By Emma Green
Taz Ahmed is 38, single, Muslim, and Bengali. She describes herself as spiritual, but not particularly religious. When she was growing up, her immigrant parents hoped she would marry an I.T. worker they found for her in Oklahoma. “I’m like, ‘I don’t even know who this person is, what do you even know about him?’” Ahmed recently told me. “They’re like, ‘You’re asking too many questions. You don’t need to know this much information.’”
Like other U.S. Muslims of her generation, Ahmed has spent a lifetime toggling between various aspects of her identity. She got to prom night by promising her mother she’d go with a gay guy. She swapped marriage in her 20s for a master’s degree. She even followed a band as it toured the country—a coming-of-age story straight out of Hollywood, except that it was a Muslim punk group called the Kominas.
“It would have been so much easier if I would have just gotten an arranged marriage,” she said. “But my parents were really half-hearted about it.”
Certain big life moments tend to force a reckoning with cultural identities. And there’s nothing that invites more questions about identity and values than figuring out who to date and marry.

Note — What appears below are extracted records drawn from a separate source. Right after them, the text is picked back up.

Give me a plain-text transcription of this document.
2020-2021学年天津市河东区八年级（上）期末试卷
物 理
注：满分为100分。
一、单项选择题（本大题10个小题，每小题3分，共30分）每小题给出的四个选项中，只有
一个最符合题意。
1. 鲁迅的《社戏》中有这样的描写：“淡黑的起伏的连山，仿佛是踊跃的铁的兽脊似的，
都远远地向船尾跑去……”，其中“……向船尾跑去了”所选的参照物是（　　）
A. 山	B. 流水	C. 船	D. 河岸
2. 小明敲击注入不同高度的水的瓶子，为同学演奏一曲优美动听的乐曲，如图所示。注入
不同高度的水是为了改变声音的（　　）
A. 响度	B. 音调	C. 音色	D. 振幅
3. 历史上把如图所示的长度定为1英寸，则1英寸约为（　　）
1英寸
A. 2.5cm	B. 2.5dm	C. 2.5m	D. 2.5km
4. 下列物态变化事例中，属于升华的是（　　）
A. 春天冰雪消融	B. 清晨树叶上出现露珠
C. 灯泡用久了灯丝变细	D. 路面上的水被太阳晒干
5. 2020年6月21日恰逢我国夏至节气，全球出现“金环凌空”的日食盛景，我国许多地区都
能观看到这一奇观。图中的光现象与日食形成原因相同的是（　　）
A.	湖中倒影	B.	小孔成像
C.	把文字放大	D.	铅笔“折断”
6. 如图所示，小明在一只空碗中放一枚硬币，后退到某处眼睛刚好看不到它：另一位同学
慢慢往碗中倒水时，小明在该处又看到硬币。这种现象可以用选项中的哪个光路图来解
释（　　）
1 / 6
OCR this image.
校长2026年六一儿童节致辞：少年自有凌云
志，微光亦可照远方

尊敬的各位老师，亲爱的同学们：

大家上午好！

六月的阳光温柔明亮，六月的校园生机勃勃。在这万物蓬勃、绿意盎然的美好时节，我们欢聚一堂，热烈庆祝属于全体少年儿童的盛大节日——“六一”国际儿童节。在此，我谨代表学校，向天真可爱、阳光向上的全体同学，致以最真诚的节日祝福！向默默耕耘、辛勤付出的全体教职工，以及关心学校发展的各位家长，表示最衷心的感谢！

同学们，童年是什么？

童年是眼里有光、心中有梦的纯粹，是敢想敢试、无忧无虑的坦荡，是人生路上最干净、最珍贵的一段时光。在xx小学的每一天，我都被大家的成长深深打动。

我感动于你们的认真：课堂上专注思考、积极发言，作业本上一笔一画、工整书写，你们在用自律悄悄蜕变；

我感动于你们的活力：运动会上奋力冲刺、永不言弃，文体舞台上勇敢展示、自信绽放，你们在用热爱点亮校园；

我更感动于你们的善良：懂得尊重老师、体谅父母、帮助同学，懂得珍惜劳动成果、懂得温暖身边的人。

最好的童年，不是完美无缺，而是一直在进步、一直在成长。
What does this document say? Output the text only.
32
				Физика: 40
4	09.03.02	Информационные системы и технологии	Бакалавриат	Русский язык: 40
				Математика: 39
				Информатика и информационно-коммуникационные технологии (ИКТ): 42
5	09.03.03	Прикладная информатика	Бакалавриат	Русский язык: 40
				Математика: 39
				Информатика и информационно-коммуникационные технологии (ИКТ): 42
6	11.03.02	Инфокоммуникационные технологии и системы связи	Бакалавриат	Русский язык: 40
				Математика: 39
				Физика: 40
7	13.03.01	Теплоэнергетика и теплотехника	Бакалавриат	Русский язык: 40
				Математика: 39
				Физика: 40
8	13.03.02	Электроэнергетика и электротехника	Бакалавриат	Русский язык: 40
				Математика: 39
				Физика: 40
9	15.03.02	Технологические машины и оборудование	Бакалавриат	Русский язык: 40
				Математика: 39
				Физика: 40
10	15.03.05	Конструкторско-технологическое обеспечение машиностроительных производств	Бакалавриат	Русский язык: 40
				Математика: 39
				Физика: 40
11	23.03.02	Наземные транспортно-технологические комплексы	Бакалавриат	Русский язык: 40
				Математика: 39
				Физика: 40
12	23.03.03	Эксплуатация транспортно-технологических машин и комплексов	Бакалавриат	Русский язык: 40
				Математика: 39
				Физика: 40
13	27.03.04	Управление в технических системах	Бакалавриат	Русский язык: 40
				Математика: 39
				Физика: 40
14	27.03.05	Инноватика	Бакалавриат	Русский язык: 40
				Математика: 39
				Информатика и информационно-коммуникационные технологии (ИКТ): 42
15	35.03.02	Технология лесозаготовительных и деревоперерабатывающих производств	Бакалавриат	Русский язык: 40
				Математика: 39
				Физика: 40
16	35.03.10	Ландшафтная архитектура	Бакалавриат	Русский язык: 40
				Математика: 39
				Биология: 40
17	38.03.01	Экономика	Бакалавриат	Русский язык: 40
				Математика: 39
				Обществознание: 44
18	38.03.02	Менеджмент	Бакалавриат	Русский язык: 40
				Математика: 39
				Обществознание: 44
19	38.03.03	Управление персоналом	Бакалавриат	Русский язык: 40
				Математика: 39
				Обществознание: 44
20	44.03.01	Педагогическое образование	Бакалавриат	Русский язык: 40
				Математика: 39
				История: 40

American culture often presents two opposing paths for young Muslims. On one side are people like President Donald Trump, who retweets unverified videos purporting to show Muslim violence; says things like “I think Islam hate us”; and claims there’s “no real assimilation” among even second- and third-generation Muslims in the U.S. On the other are movies like The Big Sick, which depicts the autobiographical love story of Kumail Nanjiani, a Muslim comedian who rejects religion and falls in love with a white woman, devastating his immigrant family.